Hiv-bestrijding begint met GIS-werk. Geografische informatiesystemen en hiv-preventie

  • Geschreven door Rob Hermanussen

Op de Coul, E. et al. (2017) Hiv-bestrijding begint met GIS-werk. Geografische informatiesystemen en hiv-preventie. Nederlands Tijdschrift voor Geneeskunde, 161:D965.

Eline Op de Coul et al hebben gebieden met een hoge hiv-prevalentie in Nederland in kaart gebracht door bij de Stichting HIV Monitoring per postcodegebied de aantallen hiv-patiënten op te vragen en deze te relateren aan CBS-gegevens over het aantal inwoners per gemeente of wijk. De verspreidingskaart laat zien dat de hiv-epidemie in Nederland geconcentreerd is in de grote steden. De hoogste prevalenties zijn te vinden in achtereenvolgens Amsterdam, Rotterdam en Den Haag; hun stadskaarten tonen vervolgens duidelijke verschillen op wijkniveau. In de drie steden hadden de wijken met de hoogste hiv-prevalenties over het algemeen ook de hoogste hiv-incidenties. De auteurs stellen dat pro-actief testen in steden en wijken met een bekende hiv-prevalentie > 2 per 1000 inwoners van 15-60 jaar kan helpen om hiv tijdig op te sporen, bijvoorbeeld door huisartsen proactief hiv-tests te laten aanbieden aan nieuwe patiënten die zich aanmelden bij de praktijk of aan patiënten bij wie bloed wordt afgenomen.
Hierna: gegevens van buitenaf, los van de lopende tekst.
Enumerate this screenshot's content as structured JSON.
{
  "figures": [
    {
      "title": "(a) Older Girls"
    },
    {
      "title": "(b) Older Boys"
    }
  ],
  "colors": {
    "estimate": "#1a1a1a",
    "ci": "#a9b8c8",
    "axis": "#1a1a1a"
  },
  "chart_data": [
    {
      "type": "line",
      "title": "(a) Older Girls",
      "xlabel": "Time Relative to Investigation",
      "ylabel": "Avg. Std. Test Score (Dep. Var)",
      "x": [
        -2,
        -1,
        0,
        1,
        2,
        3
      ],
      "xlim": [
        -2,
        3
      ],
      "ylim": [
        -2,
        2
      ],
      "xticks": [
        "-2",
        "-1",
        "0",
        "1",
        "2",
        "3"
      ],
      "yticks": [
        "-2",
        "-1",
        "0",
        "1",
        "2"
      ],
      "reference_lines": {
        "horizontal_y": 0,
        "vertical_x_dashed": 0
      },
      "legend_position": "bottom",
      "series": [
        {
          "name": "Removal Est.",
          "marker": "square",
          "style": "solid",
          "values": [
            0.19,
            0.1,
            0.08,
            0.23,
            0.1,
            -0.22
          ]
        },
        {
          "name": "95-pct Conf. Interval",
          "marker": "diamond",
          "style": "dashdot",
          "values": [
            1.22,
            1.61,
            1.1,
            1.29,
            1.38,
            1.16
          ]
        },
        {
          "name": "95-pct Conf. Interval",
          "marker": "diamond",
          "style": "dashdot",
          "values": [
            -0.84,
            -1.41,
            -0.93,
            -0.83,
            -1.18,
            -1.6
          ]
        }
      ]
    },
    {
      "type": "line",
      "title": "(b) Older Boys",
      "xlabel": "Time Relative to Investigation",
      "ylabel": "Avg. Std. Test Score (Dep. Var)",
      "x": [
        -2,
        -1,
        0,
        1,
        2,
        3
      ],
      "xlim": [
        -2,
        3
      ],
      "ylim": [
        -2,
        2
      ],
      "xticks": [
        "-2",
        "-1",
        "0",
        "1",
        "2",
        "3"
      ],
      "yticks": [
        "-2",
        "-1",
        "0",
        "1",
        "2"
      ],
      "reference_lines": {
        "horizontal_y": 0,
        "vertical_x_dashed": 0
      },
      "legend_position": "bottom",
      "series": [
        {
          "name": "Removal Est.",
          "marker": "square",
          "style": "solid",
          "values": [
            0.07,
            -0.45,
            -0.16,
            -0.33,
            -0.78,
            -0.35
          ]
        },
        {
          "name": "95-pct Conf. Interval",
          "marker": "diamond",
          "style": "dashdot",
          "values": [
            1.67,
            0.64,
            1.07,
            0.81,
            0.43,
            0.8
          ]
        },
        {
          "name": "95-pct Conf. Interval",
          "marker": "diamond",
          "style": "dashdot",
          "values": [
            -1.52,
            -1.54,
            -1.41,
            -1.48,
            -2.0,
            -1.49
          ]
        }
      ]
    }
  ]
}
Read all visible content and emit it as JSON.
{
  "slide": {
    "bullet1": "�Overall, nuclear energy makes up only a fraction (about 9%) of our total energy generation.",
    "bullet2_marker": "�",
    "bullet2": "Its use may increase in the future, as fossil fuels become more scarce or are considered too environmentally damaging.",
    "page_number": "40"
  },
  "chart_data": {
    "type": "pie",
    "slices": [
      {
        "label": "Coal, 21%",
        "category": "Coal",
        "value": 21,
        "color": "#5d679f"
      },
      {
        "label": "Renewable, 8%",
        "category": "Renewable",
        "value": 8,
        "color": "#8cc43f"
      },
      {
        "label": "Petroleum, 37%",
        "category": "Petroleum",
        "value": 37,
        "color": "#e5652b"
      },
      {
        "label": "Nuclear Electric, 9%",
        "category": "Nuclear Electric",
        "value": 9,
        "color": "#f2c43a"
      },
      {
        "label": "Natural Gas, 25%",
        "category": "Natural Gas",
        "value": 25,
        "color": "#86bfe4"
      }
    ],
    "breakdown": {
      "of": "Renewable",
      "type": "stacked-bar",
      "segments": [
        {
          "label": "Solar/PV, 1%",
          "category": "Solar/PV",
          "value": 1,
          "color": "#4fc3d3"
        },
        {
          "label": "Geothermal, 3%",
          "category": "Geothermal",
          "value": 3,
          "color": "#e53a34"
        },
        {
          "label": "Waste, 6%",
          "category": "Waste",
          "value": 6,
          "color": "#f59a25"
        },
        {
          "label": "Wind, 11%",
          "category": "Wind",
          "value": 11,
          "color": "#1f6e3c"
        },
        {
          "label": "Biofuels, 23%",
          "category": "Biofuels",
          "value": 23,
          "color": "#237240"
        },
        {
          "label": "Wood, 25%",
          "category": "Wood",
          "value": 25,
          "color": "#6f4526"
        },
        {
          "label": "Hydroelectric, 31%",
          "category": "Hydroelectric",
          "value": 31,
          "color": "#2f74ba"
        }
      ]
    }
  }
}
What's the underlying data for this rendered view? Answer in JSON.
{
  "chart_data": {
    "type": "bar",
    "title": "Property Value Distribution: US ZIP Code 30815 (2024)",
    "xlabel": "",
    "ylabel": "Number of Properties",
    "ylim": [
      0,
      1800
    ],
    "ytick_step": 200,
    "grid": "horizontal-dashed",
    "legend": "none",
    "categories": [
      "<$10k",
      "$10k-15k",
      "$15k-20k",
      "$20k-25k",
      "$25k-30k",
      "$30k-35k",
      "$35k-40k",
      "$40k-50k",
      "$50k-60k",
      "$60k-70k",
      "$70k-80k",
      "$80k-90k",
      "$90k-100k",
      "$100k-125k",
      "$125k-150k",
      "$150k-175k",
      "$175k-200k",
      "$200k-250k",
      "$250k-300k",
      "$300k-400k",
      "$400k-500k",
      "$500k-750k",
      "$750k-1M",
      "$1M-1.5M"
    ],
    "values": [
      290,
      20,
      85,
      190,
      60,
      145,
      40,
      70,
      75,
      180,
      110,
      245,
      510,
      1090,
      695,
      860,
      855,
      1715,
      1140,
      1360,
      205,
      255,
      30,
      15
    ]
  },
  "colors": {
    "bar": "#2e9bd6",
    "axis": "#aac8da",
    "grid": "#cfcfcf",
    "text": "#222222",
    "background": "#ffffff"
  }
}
Late hiv-diagnose geeft een bekorting van de levensverwachting met tien jaar en is een belangrijke reden voor het doorgaan van de epidemie. Het is daarom belangrijk dat er meer getest wordt. De afgelopen jaren zijn er een aantal redenen voor het testen op hiv gedefinieerd. De NHG Standaard Het soa-consult adviseert om bij een soa-testverzoek een hiv-test aan te bieden aan mannen die seks hebben met mannen, personen uit hiv-endemische gebieden, intraveneuze drugsgebruikers, mensen die veel seksuele partners hebben (meer dan drie in het afgelopen halfjaar), prostituees en prostituanten én partners van mensen uit deze groepen. Vanaf 2007 adviseert de adviescommissie Actief testbeleid deze groepen ook actief te benaderen en jaarlijks of halfjaarlijks te screenen, ongeacht de hulpvraag waarmee zij op het spreekuur komen. Ook kunnen klachten en indicatoraandoeningen reden zijn voor het verrichten van hiv-diagnostiek. De aanbeveling van de auteurs in stedelijke gebieden ook buiten de risicogroepen te gaan screenen kan ervoor zorgen dat de proportie ongediagnosticeerde hiv in deze gebieden verder afneemt. Deze aanbevelingen zijn overigens, zoals de auteurs zelf ook al stellen, conform die in Engeland al sinds 2008 gelden, onderbouwd door onderzoek dat aantoonde dat pro-actief testen bij iedereen in gebieden met een hiv-prevalentie > 1 per 1000 inwoners kosteneffectief is.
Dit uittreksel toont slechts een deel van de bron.